Dan kelengahan itu, seperti domino yang terjatuh perlahan, mengantarkan empat nyawa ke liang lahat.
“Saat itu saya baru ingat yang lewat dobel (KA), kemudian saya berusaha menutup kembali,” ucap Agus pelan, Selasa, 27 Mei 2025 di hadapan Kapolres Magetan AKBP Raden Erik Bangun Prakasa.
Sebelumnya, Agus telah menutup palang seperti prosedur biasa. KA Matarmaja lewat tanpa gangguan.
Baca juga: Penjaga Perlintasan Jadi Tersangka Kecelakaan KA Malioboro
Tapi ketika gerbong terakhir lenyap dari pandangan, ia membuka kembali palang perlintasan. Di sisi lain, tujuh sepeda motor yang telah lama menunggu di balik palang langsung melesat ke rel—tanpa tahu, maut sedang melaju dari kejauhan.
Agus, yang baru teringat bahwa ada KA kedua akan melintas, panik. Ia berlari hendak menutup palang kembali. Tapi semuanya sudah terlambat.
Tubuh-tubuh, motor, suara logam menghantam keras—semuanya terjadi dalam satu kilatan mengerikan yang tak bisa dihentikan siapa pun.

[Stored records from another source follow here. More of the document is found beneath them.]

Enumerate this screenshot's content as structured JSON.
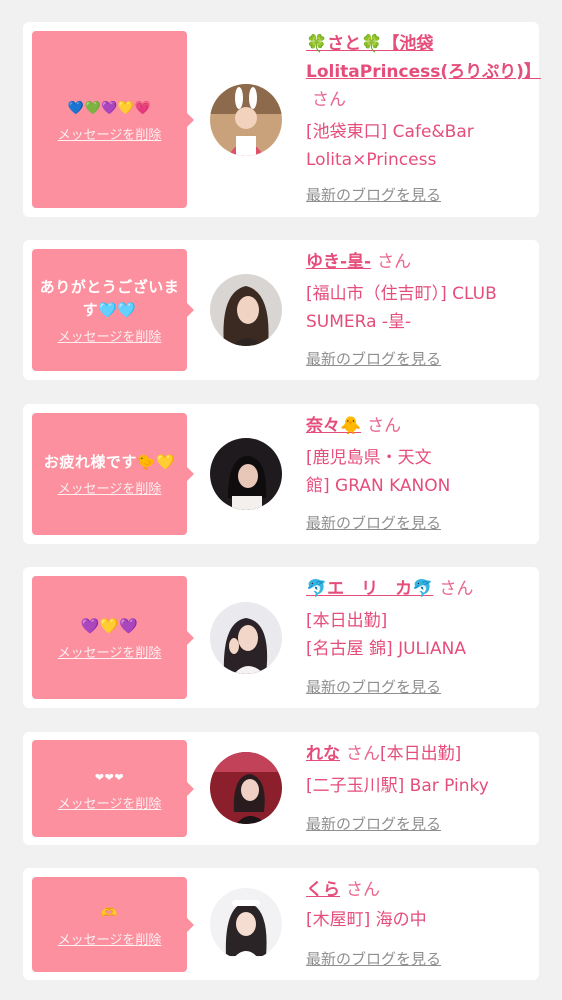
{
  "colors": {
    "background": "#f1f1f1",
    "card": "#ffffff",
    "bubble": "#fc909f",
    "accent_pink": "#e54d7b",
    "blog_link": "#8f8f8f"
  },
  "messages": [
    {
      "text": "💙💚💜💛💗",
      "delete_label": "メッセージを削除",
      "name": "🍀さと🍀【池袋LolitaPrincess(ろりぷり)】",
      "honorific": "さん",
      "shop_lines": [
        "[池袋東口] Cafe&Bar",
        "Lolita×Princess"
      ],
      "blog_label": "最新のブログを見る",
      "avatar_icon": "user-photo-avatar"
    },
    {
      "text": "ありがとうございます🩵🩵",
      "delete_label": "メッセージを削除",
      "name": "ゆき-皇-",
      "honorific": "さん",
      "shop_lines": [
        "[福山市（住吉町）] CLUB",
        "SUMERa -皇-"
      ],
      "blog_label": "最新のブログを見る",
      "avatar_icon": "user-photo-avatar"
    },
    {
      "text": "お疲れ様です🐤💛",
      "delete_label": "メッセージを削除",
      "name": "奈々🐥",
      "honorific": "さん",
      "shop_lines": [
        "[鹿児島県・天文",
        "館] GRAN KANON"
      ],
      "blog_label": "最新のブログを見る",
      "avatar_icon": "user-photo-avatar"
    },
    {
      "text": "💜💛💜",
      "delete_label": "メッセージを削除",
      "name": "🐬エ　リ　カ🐬",
      "honorific": "さん",
      "shop_lines": [
        "[本日出勤]",
        "[名古屋 錦] JULIANA"
      ],
      "blog_label": "最新のブログを見る",
      "avatar_icon": "user-photo-avatar"
    },
    {
      "text": "❤❤❤",
      "delete_label": "メッセージを削除",
      "name": "れな",
      "honorific": "さん",
      "shop_lines": [
        "[本日出勤]",
        "[二子玉川駅] Bar Pinky"
      ],
      "blog_label": "最新のブログを見る",
      "avatar_icon": "user-photo-avatar"
    },
    {
      "text": "🫶",
      "delete_label": "メッセージを削除",
      "name": "くら",
      "honorific": "さん",
      "shop_lines": [
        "[木屋町] 海の中"
      ],
      "blog_label": "最新のブログを見る",
      "avatar_icon": "user-photo-avatar"
    }
  ]
}
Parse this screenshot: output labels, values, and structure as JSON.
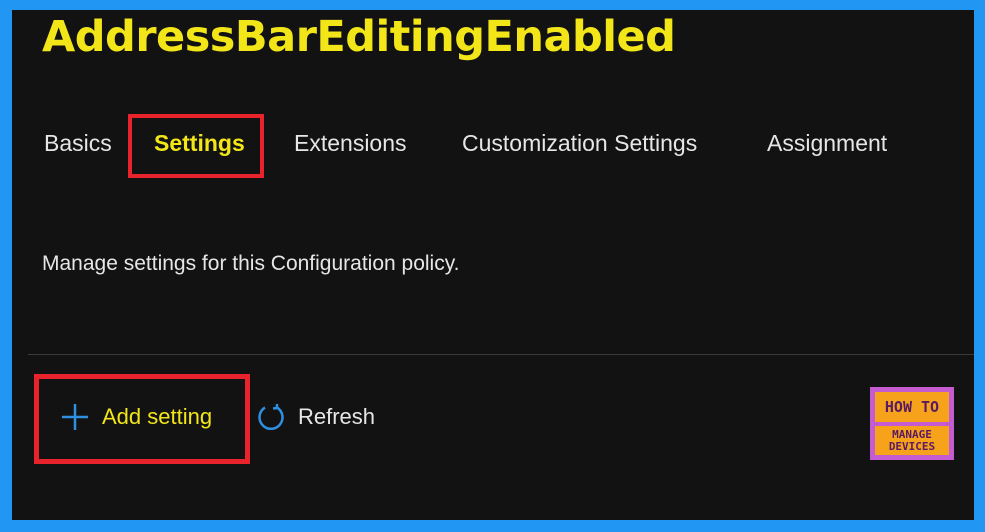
{
  "title": "AddressBarEditingEnabled",
  "tabs": [
    {
      "label": "Basics"
    },
    {
      "label": "Settings"
    },
    {
      "label": "Extensions"
    },
    {
      "label": "Customization Settings"
    },
    {
      "label": "Assignment"
    }
  ],
  "description": "Manage settings for this Configuration policy.",
  "toolbar": {
    "add_label": "Add setting",
    "add_icon": "plus-icon",
    "refresh_label": "Refresh",
    "refresh_icon": "refresh-icon"
  },
  "logo": {
    "line1": "HOW TO",
    "line2": "MANAGE",
    "line3": "DEVICES"
  },
  "colors": {
    "highlight_text": "#f2e619",
    "annotation_red": "#e8232b",
    "frame_border": "#2196f3",
    "background": "#121212"
  }
}
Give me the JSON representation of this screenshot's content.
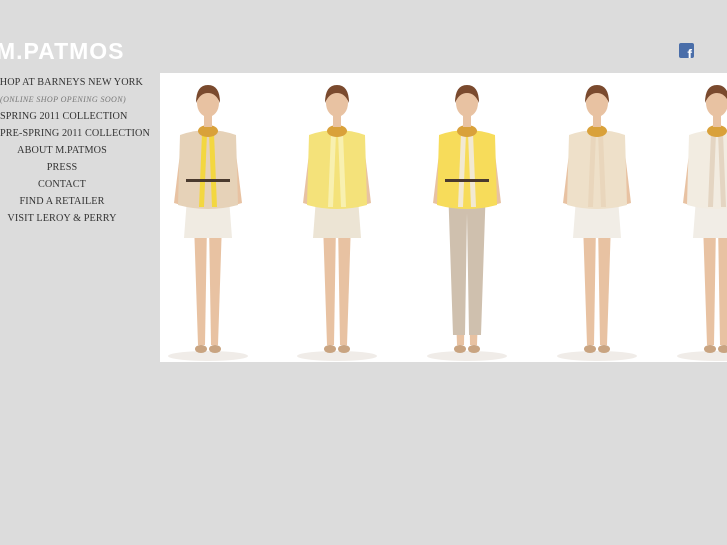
{
  "brand": {
    "logo_text": "M.PATMOS"
  },
  "social": {
    "icon": "facebook-icon"
  },
  "nav": {
    "items": [
      "SHOP AT BARNEYS NEW YORK",
      "(ONLINE SHOP OPENING SOON)",
      "SPRING 2011 COLLECTION",
      "PRE-SPRING 2011 COLLECTION",
      "ABOUT M.PATMOS",
      "PRESS",
      "CONTACT",
      "FIND A RETAILER",
      "VISIT LEROY & PERRY"
    ]
  },
  "gallery": {
    "models": [
      {
        "top": "#e6d2b8",
        "accent": "#f3d740",
        "bottom": "#f0ebe2",
        "long_bottom": false,
        "belt": true
      },
      {
        "top": "#f4e27a",
        "accent": "#f8f0b0",
        "bottom": "#ece4d4",
        "long_bottom": false,
        "belt": false
      },
      {
        "top": "#f7dc5a",
        "accent": "#f2e9d2",
        "bottom": "#cfc0ae",
        "long_bottom": true,
        "belt": true
      },
      {
        "top": "#eee0c9",
        "accent": "#e9d6bc",
        "bottom": "#f1ede6",
        "long_bottom": false,
        "belt": false
      },
      {
        "top": "#f2ece1",
        "accent": "#e4d5c2",
        "bottom": "#f1ede6",
        "long_bottom": false,
        "belt": false
      }
    ]
  }
}
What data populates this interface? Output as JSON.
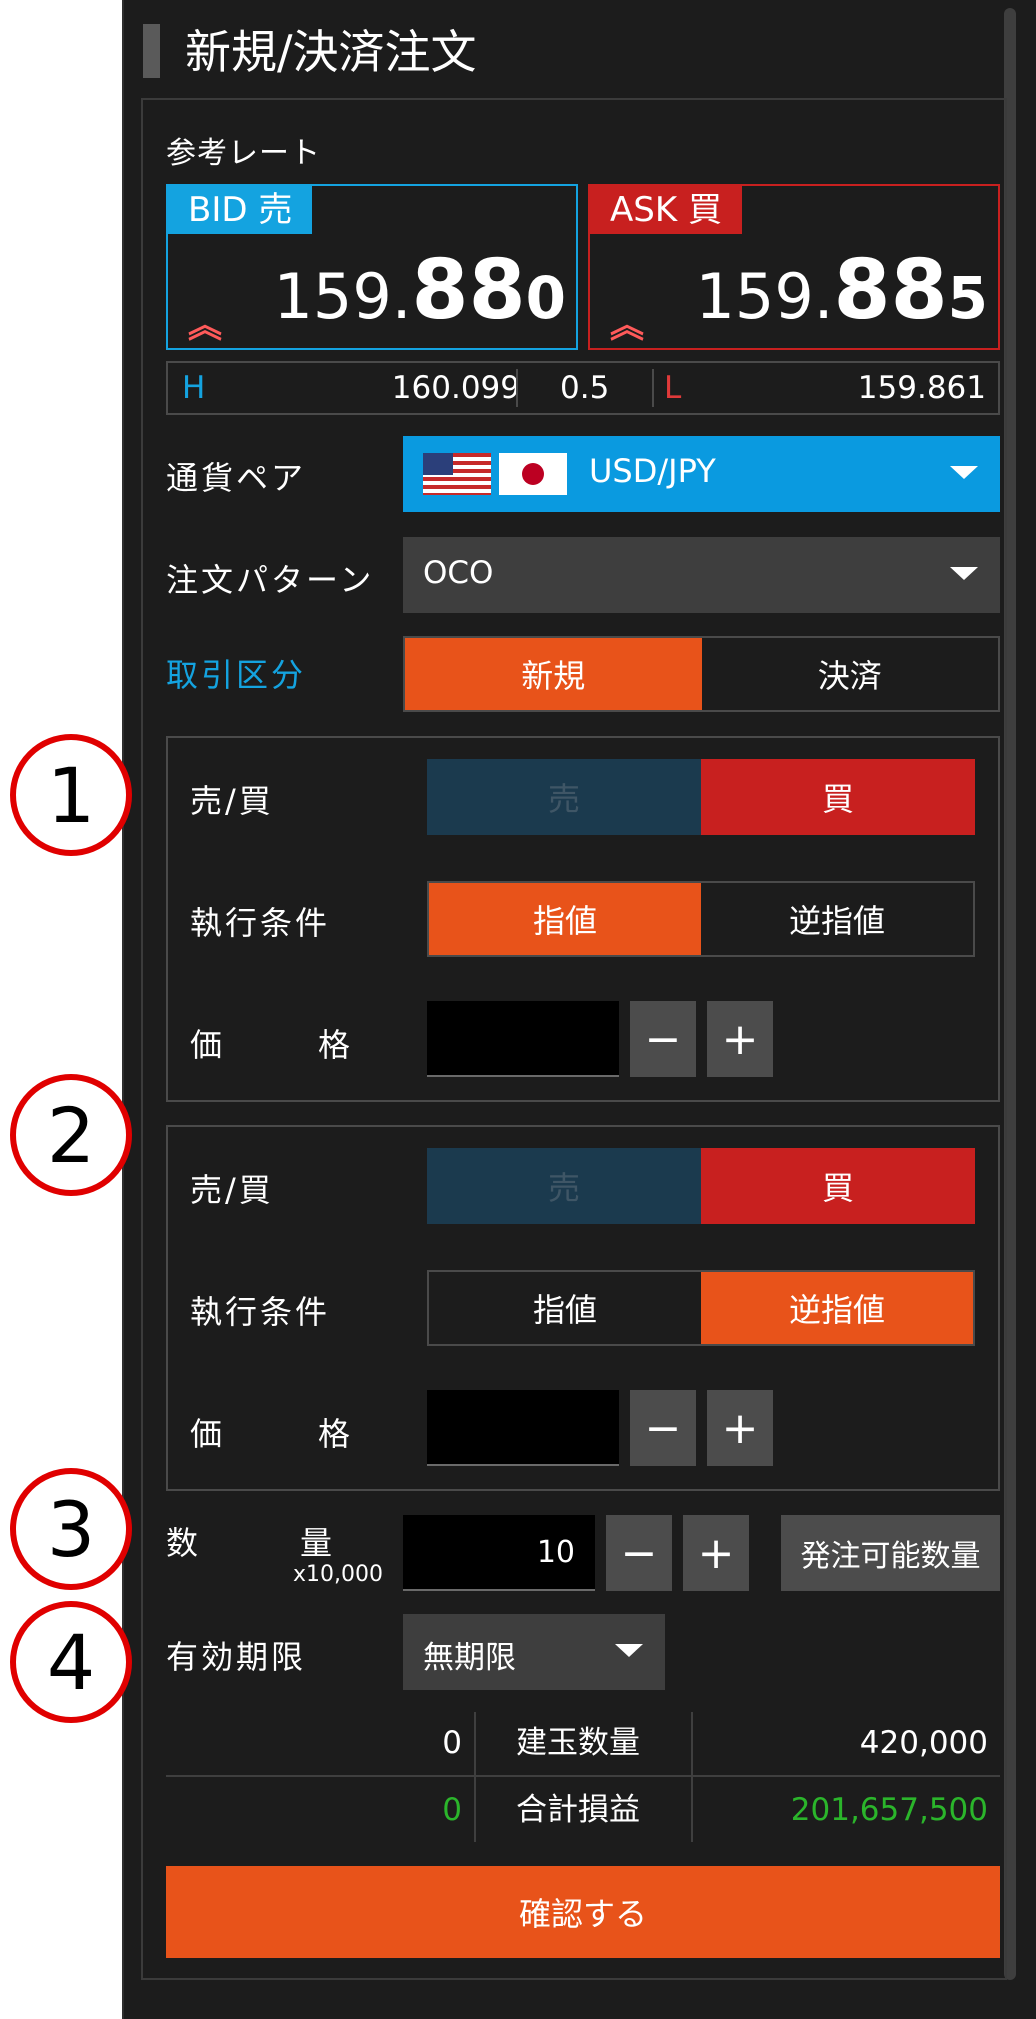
{
  "header": {
    "title": "新規/決済注文"
  },
  "rates": {
    "label": "参考レート",
    "bid": {
      "tag": "BID 売",
      "int": "159.",
      "big": "88",
      "small": "0",
      "trend_icon": "double-chevron-up"
    },
    "ask": {
      "tag": "ASK 買",
      "int": "159.",
      "big": "88",
      "small": "5",
      "trend_icon": "double-chevron-up"
    },
    "high_label": "H",
    "high": "160.099",
    "spread": "0.5",
    "low_label": "L",
    "low": "159.861"
  },
  "currency": {
    "label": "通貨ペア",
    "value": "USD/JPY",
    "flags": [
      "us-flag",
      "jp-flag"
    ]
  },
  "pattern": {
    "label": "注文パターン",
    "value": "OCO"
  },
  "trade_type": {
    "label": "取引区分",
    "options": [
      "新規",
      "決済"
    ],
    "selected": "新規"
  },
  "order1": {
    "side_label": "売/買",
    "side_options": [
      "売",
      "買"
    ],
    "side_selected": "買",
    "cond_label": "執行条件",
    "cond_options": [
      "指値",
      "逆指値"
    ],
    "cond_selected": "指値",
    "price_label_1": "価",
    "price_label_2": "格",
    "price_value": "",
    "minus": "−",
    "plus": "+"
  },
  "order2": {
    "side_label": "売/買",
    "side_options": [
      "売",
      "買"
    ],
    "side_selected": "買",
    "cond_label": "執行条件",
    "cond_options": [
      "指値",
      "逆指値"
    ],
    "cond_selected": "逆指値",
    "price_label_1": "価",
    "price_label_2": "格",
    "price_value": "",
    "minus": "−",
    "plus": "+"
  },
  "quantity": {
    "label_1": "数",
    "label_2": "量",
    "unit": "x10,000",
    "value": "10",
    "minus": "−",
    "plus": "+",
    "available_button": "発注可能数量"
  },
  "expiry": {
    "label": "有効期限",
    "value": "無期限"
  },
  "summary": {
    "rows": [
      {
        "left": "0",
        "label": "建玉数量",
        "right": "420,000",
        "color": "#ffffff"
      },
      {
        "left": "0",
        "label": "合計損益",
        "right": "201,657,500",
        "color": "#2bb52b"
      }
    ]
  },
  "confirm_button": "確認する",
  "annotations": [
    "1",
    "2",
    "3",
    "4"
  ],
  "colors": {
    "accent_orange": "#e8531a",
    "bid_blue": "#14a3e0",
    "ask_red": "#c8201f",
    "buy_red": "#c8201f",
    "sell_dark": "#1b3a4e",
    "profit_green": "#2bb52b"
  }
}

“Tapi kejadian tidak bisa dihindarkan,” suaranya nyaris tak terdengar.
Empat orang tewas di tempat. Lima lainnya luka-luka. Di antara korban meninggal ada anak muda dan kepala keluarga—Totok Herwanto, Rama Zainul Fatkhur Rahman, Resyka Nadya Maharani Putri, dan Hariyono. Mereka tak tahu, saat menyalakan mesin motor dan bersiap menyeberang, bahwa hidup mereka tinggal beberapa detik lagi.
Di hadapan keluarga korban, Agus akhirnya berdiri dengan gemetar. Tubuhnya mengecil di antara tangis dan luka jiwa mereka yang ditinggal. Ia tahu, ucapan apa pun takkan cukup. Tapi tetap ia ucapkan:
“Saya mohon maaf yang sebesar-besarnya...,” katanya terbata, di hadapan keluarga korban.
Kapolres Magetan AKBP Raden Erik Bangun Prakasa menyebut, pihaknya telah melakukan olah tempat kejadian perkara (TKP) dan memeriksa berbagai saksi: dari Kepala KAI Daop 7 Madiun, masinis, hingga masyarakat sekitar. Hasilnya, Agus Supriyadi ditetapkan sebagai tersangka.
"Yang bersangkutan juga sudah mengakui bahwa yang bersangkutan telah menerima kabar terkait akan melintasnya dua kereta, yaitu KA Matarmaja dan KA Malioboro Ekspres. Namun pada pelaksanaannya, yang bersangkutan lupa atau lalai membuka palang pintu perlintasan tersebut sehingga terjadilah kecelakaan lalu lintas yang mengakibatkan empat orang meninggal dunia dan lima orang luka-luka," ujar Kapolres, Selasa, 27 Mei 2025.
Tersangka dijerat Pasal 359 dan 360 KUHP. Ancaman hukuman lima tahun penjara membayangi sisa hidup Agus. Namun lebih dari itu, hukuman sejati bagi Agus adalah pengulangan ingatan akan detik-detik naas yang menewaskan empat orang tak bersalah. Ia, yang tiap harinya menjaga pintu kehidupan dan kematian di rel kereta, kini terjerat oleh kelalaiannya sendiri.
Kecelakaan yang terjadi di KM 176+586 itu bukan hanya mencoreng prosedur, tapi juga merobek jantung kemanusiaan. Sebab pada akhirnya, di balik palang yang terbuka itu, ada tragedi yang tak akan bisa ditutup kembali.